Bucranium (plural bucrania) is the Latin word for the skull of an ox. It is also an architectural term used to describe a common form of carved decoration in Classical architecture, used to fill the metopes between the triglyphs of the frieze of Doric temples. A bas-relief or painted decor consisting of a series of ox-skulls draped or decorated with garlands of fruit or flowers was a Roman motif drawn from marble altars, which have survived in some number; the motif was also later used on Renaissance, Baroque and Neoclassical buildings. It is generally considered to be a reference to the practice of garlanding sacrificial oxen, the heads of which were primitively displayed on the walls of the temples, a practice with a long history reaching back to the sophisticated Neolithic site of Çatalhöyük in eastern Anatolia, where cattle skulls were overlaid with white plaster.
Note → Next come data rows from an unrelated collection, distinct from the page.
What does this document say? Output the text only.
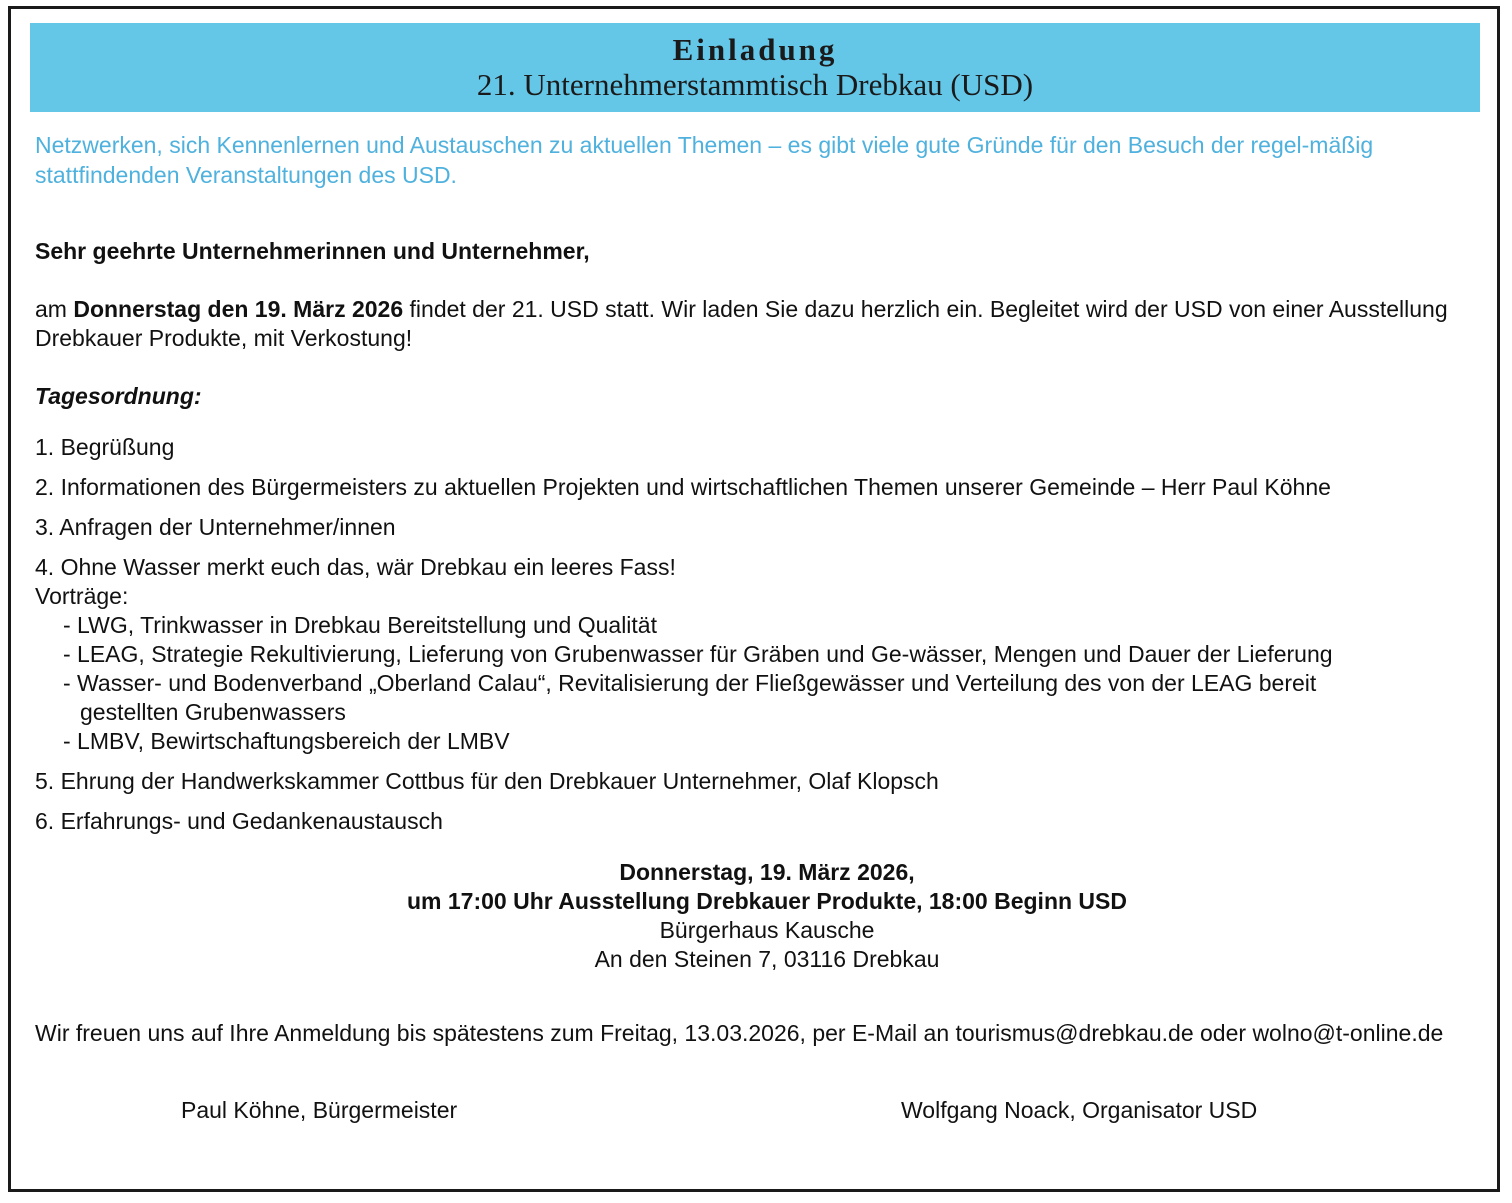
Einladung
21. Unternehmerstammtisch Drebkau (USD)
Netzwerken, sich Kennenlernen und Austauschen zu aktuellen Themen – es gibt viele gute Gründe für den Besuch der regel-mäßig stattfindenden Veranstaltungen des USD.
Sehr geehrte Unternehmerinnen und Unternehmer,
am Donnerstag den 19. März 2026 findet der 21. USD statt. Wir laden Sie dazu herzlich ein. Begleitet wird der USD von einer Ausstellung Drebkauer Produkte, mit Verkostung!
Tagesordnung:
1. Begrüßung
2. Informationen des Bürgermeisters zu aktuellen Projekten und wirtschaftlichen Themen unserer Gemeinde – Herr Paul Köhne
3. Anfragen der Unternehmer/innen
4. Ohne Wasser merkt euch das, wär Drebkau ein leeres Fass!
Vorträge:
- LWG, Trinkwasser in Drebkau Bereitstellung und Qualität
- LEAG, Strategie Rekultivierung, Lieferung von Grubenwasser für Gräben und Ge-wässer, Mengen und Dauer der Lieferung
- Wasser- und Bodenverband „Oberland Calau“, Revitalisierung der Fließgewässer und Verteilung des von der LEAG bereit
gestellten Grubenwassers
- LMBV, Bewirtschaftungsbereich der LMBV
5. Ehrung der Handwerkskammer Cottbus für den Drebkauer Unternehmer, Olaf Klopsch
6. Erfahrungs- und Gedankenaustausch
Donnerstag, 19. März 2026,
um 17:00 Uhr Ausstellung Drebkauer Produkte, 18:00 Beginn USD
Bürgerhaus Kausche
An den Steinen 7, 03116 Drebkau
Wir freuen uns auf Ihre Anmeldung bis spätestens zum Freitag, 13.03.2026, per E-Mail an tourismus@drebkau.de oder wolno@t-online.de
Paul Köhne, Bürgermeister	Wolfgang Noack, Organisator USD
A rich and festive Doric order was employed for the Basilica Aemilia on the Forum Romanum at Rome; enough of it was standing for Giuliano da Sangallo to make a drawing, c 1520, reconstructing the facade (Codex Vaticano Barberiniano Latino 4424); the alternation of the shallow libation dishes called paterae with bucrania in the metopes reinforce the solemn sacrificial theme.With time, during the sixteenth century, the connection with sacrifices faded and bucrania became part of a decorative vocabulary that evoked "Roman-ness".
In serious, visually literate contexts, the presence of bucrania always signifies that the Doric order is the organizing principle, but in a first-century fresco from Boscoreale, protected by the eruption of Vesuvius and now at the Metropolitan Museum, bucrania and cistae mysticae hang on ribbons from pegs that support garlands, evoking joyous fasti.